Another popular bento style is “oekakiben” or “picture bento”, which is decorated to look like people, animals, buildings and monuments, or items such as flowers and plants. Contests are often held where bento arrangers compete for the most aesthetically pleasing arrangements.
There are similar forms of boxed lunches in the Philippines (Baon), Korea (Dosirak), Taiwan (Biandang), and India (Tiffin). Also, Hawaiian culture has adopted localized versions of bento featuring local tastes after over a century of Japanese influence in the islands.

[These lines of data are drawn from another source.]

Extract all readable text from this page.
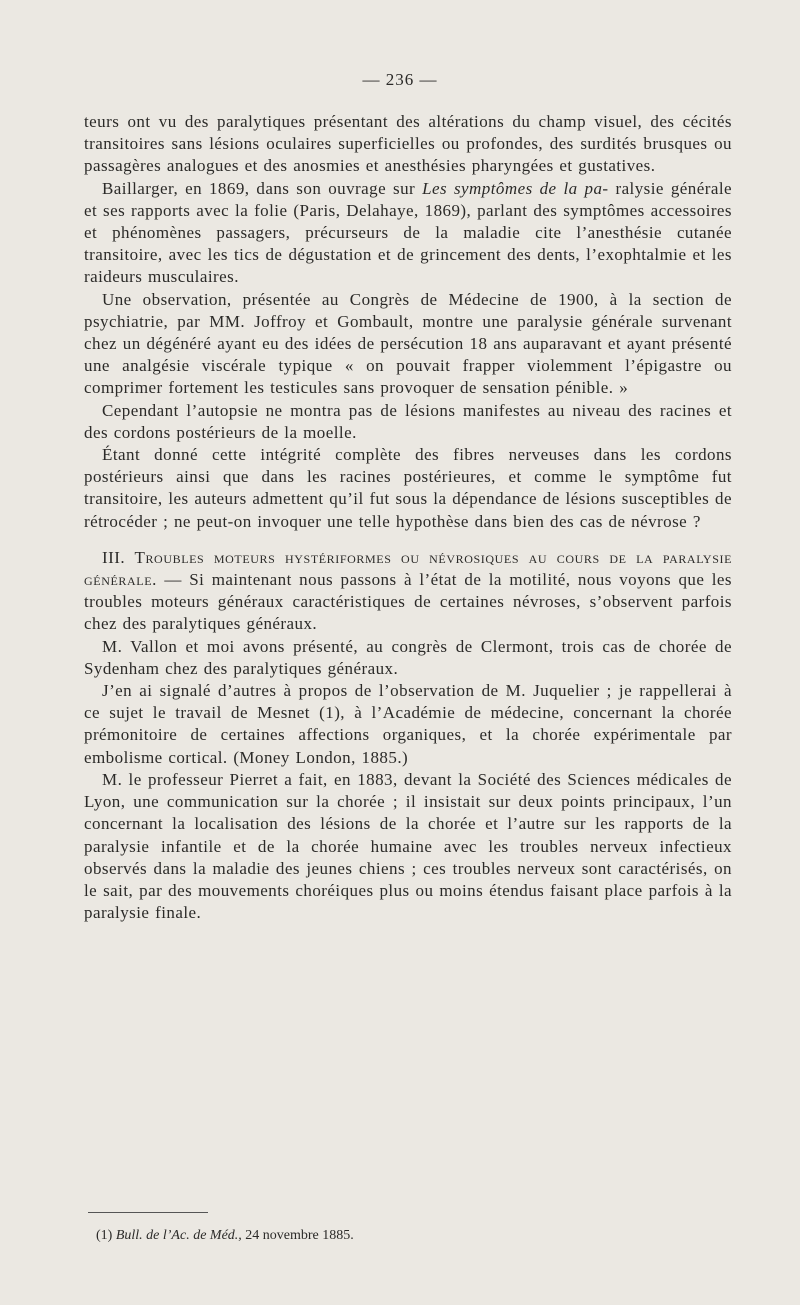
— 236 —

teurs ont vu des paralytiques présentant des altérations du champ visuel, des cécités transitoires sans lésions oculaires superficielles ou profondes, des surdités brusques ou passagères analogues et des anosmies et anesthésies pharyngées et gustatives.

Baillarger, en 1869, dans son ouvrage sur Les symptômes de la pa- ralysie générale et ses rapports avec la folie (Paris, Delahaye, 1869), parlant des symptômes accessoires et phénomènes passagers, précurseurs de la maladie cite l’anesthésie cutanée transitoire, avec les tics de dégustation et de grincement des dents, l’exophtalmie et les raideurs musculaires.

Une observation, présentée au Congrès de Médecine de 1900, à la section de psychiatrie, par MM. Joffroy et Gombault, montre une paralysie générale survenant chez un dégénéré ayant eu des idées de persécution 18 ans auparavant et ayant présenté une analgésie viscérale typique « on pouvait frapper violemment l’épigastre ou comprimer fortement les testicules sans provoquer de sensation pénible. »

Cependant l’autopsie ne montra pas de lésions manifestes au niveau des racines et des cordons postérieurs de la moelle.

Étant donné cette intégrité complète des fibres nerveuses dans les cordons postérieurs ainsi que dans les racines postérieures, et comme le symptôme fut transitoire, les auteurs admettent qu’il fut sous la dépendance de lésions susceptibles de rétrocéder ; ne peut-on invoquer une telle hypothèse dans bien des cas de névrose ?

III. Troubles moteurs hystériformes ou névrosiques au cours de la paralysie générale. — Si maintenant nous passons à l’état de la motilité, nous voyons que les troubles moteurs généraux caractéristiques de certaines névroses, s’observent parfois chez des paralytiques généraux.

M. Vallon et moi avons présenté, au congrès de Clermont, trois cas de chorée de Sydenham chez des paralytiques généraux.

J’en ai signalé d’autres à propos de l’observation de M. Juquelier ; je rappellerai à ce sujet le travail de Mesnet (1), à l’Académie de médecine, concernant la chorée prémonitoire de certaines affections organiques, et la chorée expérimentale par embolisme cortical. (Money London, 1885.)

M. le professeur Pierret a fait, en 1883, devant la Société des Sciences médicales de Lyon, une communication sur la chorée ; il insistait sur deux points principaux, l’un concernant la localisation des lésions de la chorée et l’autre sur les rapports de la paralysie infantile et de la chorée humaine avec les troubles nerveux infectieux observés dans la maladie des jeunes chiens ; ces troubles nerveux sont caractérisés, on le sait, par des mouvements choréiques plus ou moins étendus faisant place parfois à la paralysie finale.

(1) Bull. de l’Ac. de Méd., 24 novembre 1885.
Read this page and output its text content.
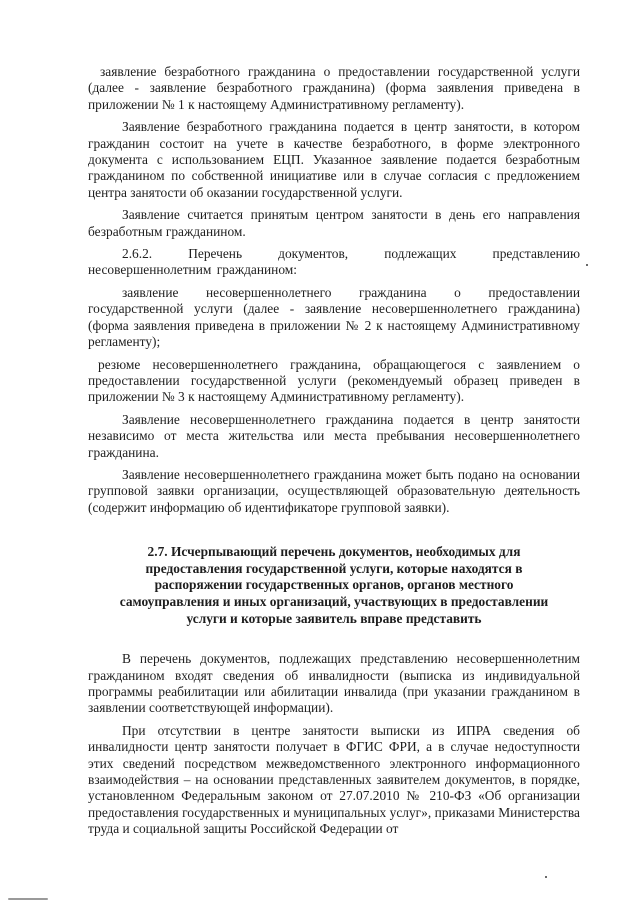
заявление безработного гражданина о предоставлении государственной услуги (далее - заявление безработного гражданина) (форма заявления приведена в приложении № 1 к настоящему Административному регламенту).

Заявление безработного гражданина подается в центр занятости, в котором гражданин состоит на учете в качестве безработного, в форме электронного документа с использованием ЕЦП. Указанное заявление подается безработным гражданином по собственной инициативе или в случае согласия с предложением центра занятости об оказании государственной услуги.

Заявление считается принятым центром занятости в день его направления безработным гражданином.

2.6.2. Перечень документов, подлежащих представлению несовершеннолетним гражданином:

заявление несовершеннолетнего гражданина о предоставлении государственной услуги (далее - заявление несовершеннолетнего гражданина) (форма заявления приведена в приложении № 2 к настоящему Административному регламенту);

резюме несовершеннолетнего гражданина, обращающегося с заявлением о предоставлении государственной услуги (рекомендуемый образец приведен в приложении № 3 к настоящему Административному регламенту).

Заявление несовершеннолетнего гражданина подается в центр занятости независимо от места жительства или места пребывания несовершеннолетнего гражданина.

Заявление несовершеннолетнего гражданина может быть подано на основании групповой заявки организации, осуществляющей образовательную деятельность (содержит информацию об идентификаторе групповой заявки).

2.7. Исчерпывающий перечень документов, необходимых для предоставления государственной услуги, которые находятся в распоряжении государственных органов, органов местного самоуправления и иных организаций, участвующих в предоставлении услуги и которые заявитель вправе представить

В перечень документов, подлежащих представлению несовершеннолетним гражданином входят сведения об инвалидности (выписка из индивидуальной программы реабилитации или абилитации инвалида (при указании гражданином в заявлении соответствующей информации).

При отсутствии в центре занятости выписки из ИПРА сведения об инвалидности центр занятости получает в ФГИС ФРИ, а в случае недоступности этих сведений посредством межведомственного электронного информационного взаимодействия – на основании представленных заявителем документов, в порядке, установленном Федеральным законом от 27.07.2010 № 210-ФЗ «Об организации предоставления государственных и муниципальных услуг», приказами Министерства труда и социальной защиты Российской Федерации от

A traditional bento consists of rice, fish or meat, and one or more pickled or cooked vegetables, usually in a box-shaped container. Containers range from disposable mass produced to hand crafted lacquerware. Although bento are readily available in many places throughout Japan, including convenience stores, bento shops, train stations, and department stores, it is still common for Japanese homemakers to spend time and energy for their spouse, child, or themselves producing a carefully prepared lunch box.
Regardless of which hemisphere of the world one happens to inhabit, Bento Lunchboxes can be easily created by Moms of the world who are never lacking in creativity when it comes to arranging meals on the go for their children or spouses.